In North America, and with the help of NIH funding, AVANT has shown the safety and effectiveness of the vaccine in more than 300 people. Now, the company is gearing up for an expanded safety trial, dosing 3,000 to 4,000 people. There are currently no cholera vaccines sold in the United States, but AVANT plans to use the trial results to apply for an FDA license to market Peru-15 as a traveler’s vaccine.

Although the trials in North America are promising, protecting patients from a controlled exposure to cholera is no guarantee that the vaccine will give the required long-lasting protection in an entirely different population and in a setting where cholera is all around, all the time. Using the vaccine in developing countries requires field trials in those countries. Fortunately, the Bill and Melinda Gates Foundation, via its support of the International Vaccine Institute, has assumed the role of white knight by providing the money for such trials, with vaccine provided by AVANT. Based on the encouraging results from Bangladesh in 2005, the International Vaccine Institute received additional funding from Gates in 2006 and is working with AVANT, the International Center for Diarrheal Disease Research, and the Indian Institute in Kolkata to carry out phase II and III trials.

Beyond biology, getting Peru-15 and other live attenuated vaccines to developing countries presents a daunting practical challenge. In its original form, the vaccine had to be stored frozen, a serious impediment to its distribution in poor countries. In a major advance, AVANT has pioneered a method for turning live bacterial vaccines into a glasslike solid that stays stable for months at temperatures close to 100 degrees F. The dried preparation can in theory be stockpiled, shipped, and stored anywhere, to be mixed into a drink just before use. In the summer of 2005, HMS and AVANT received half a million dollars from the NIH to produce the thermostable Peru-15 vaccine, just the first of what should be many vaccines with the shelf life required for use all over the world.

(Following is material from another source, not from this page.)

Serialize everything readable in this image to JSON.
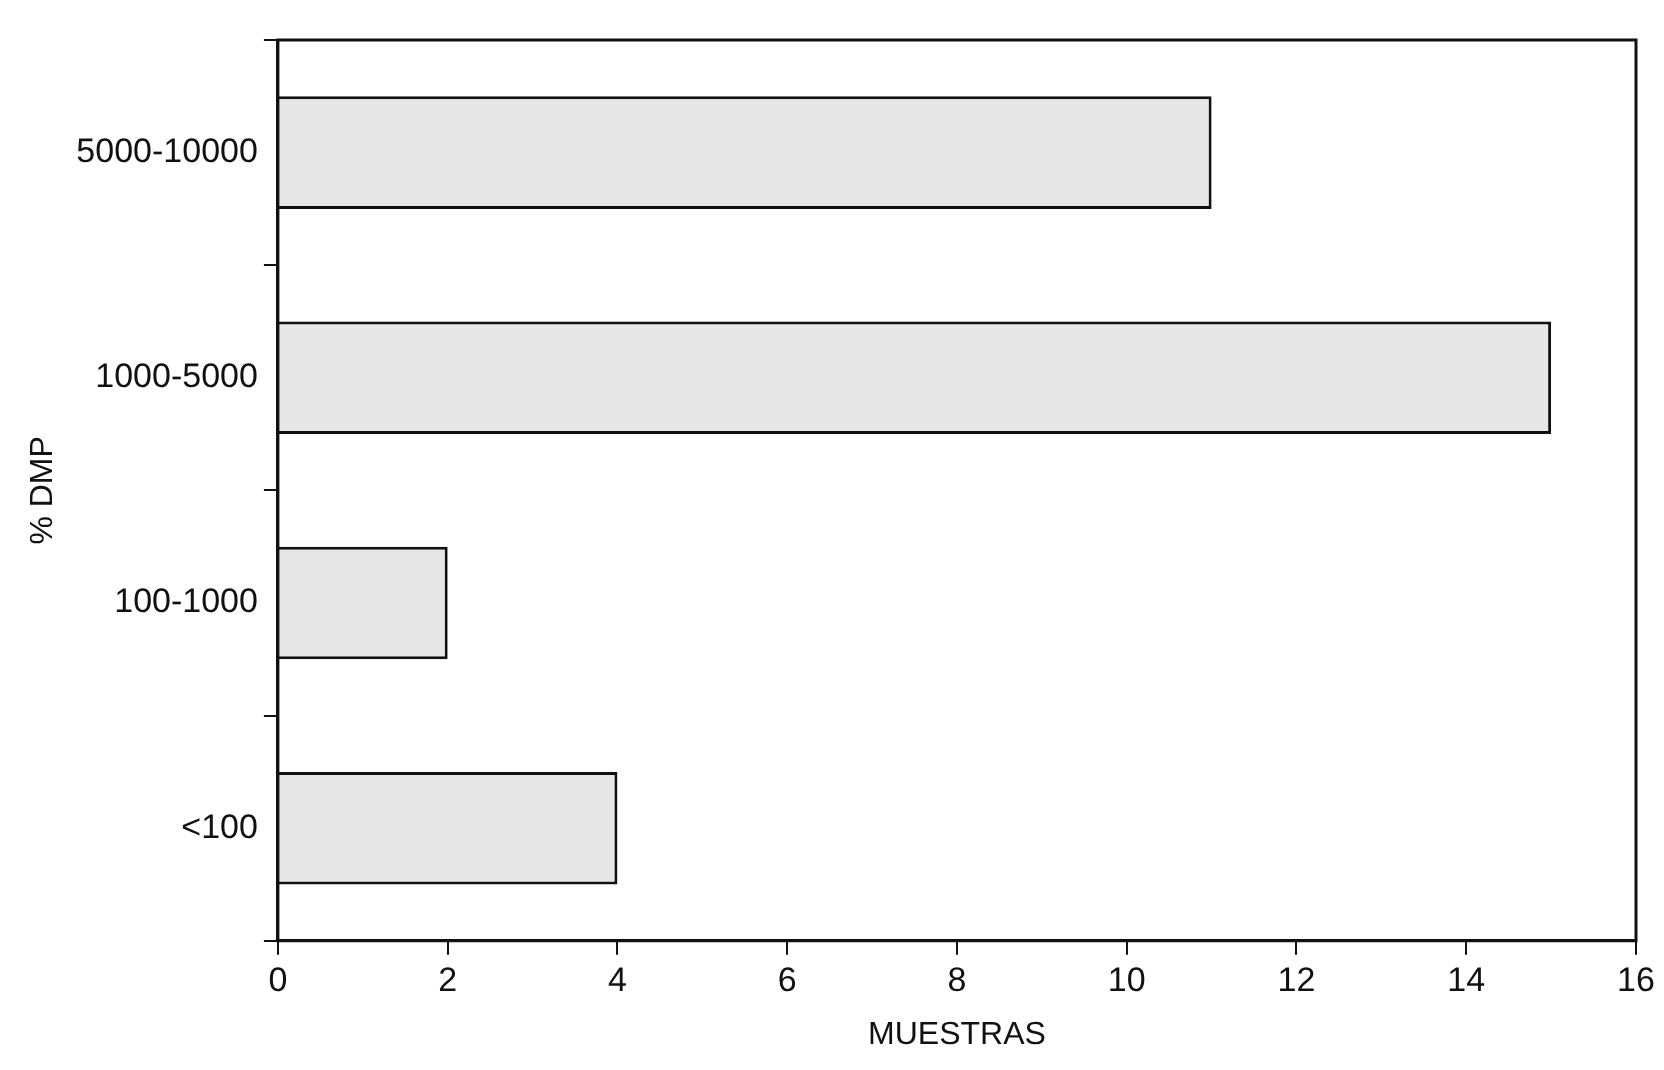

Not content to rest on his laurels, Mekalanos continues to build on his laboratory’s success by pushing into new territory. In 2003, the last year of the five-year doubling period for the NIH budget, the lab captured funding for two additional projects. In one study, American and Bangladeshi investigators are collaborating to determine the genetic evolution of new pathogenic cholera strains in that country. Insights from this four-year, international effort will help to deploy the vaccine effectively and to head off future epidemics before they occur. The second study, funded for five years with biodefense funds, aims to develop derivatives of Peru-15 as delivery vehicles for oral vaccines against a variety of organisms, including anthrax and West Nile Virus.

Sitting in his office at the Medical School recently, Mekalanos recalled the long path to Peru-15, a journey made possible by 25 years of steadfast grant support from the NIH. “There’s no question that the continuous funding of my cholera grants have been an absolutely essential part of this success story,” he said. “Those grants help maintain an infrastructure of engaged and motivated researchers, both here and in Bangladesh, who are trying to solve the cholera problem.” Their vision and efforts will pay off some day soon, Mekalanos believes, when cholera joins the ranks of small pox and polio as another affliction largely eradicated from the world by an effective vaccine.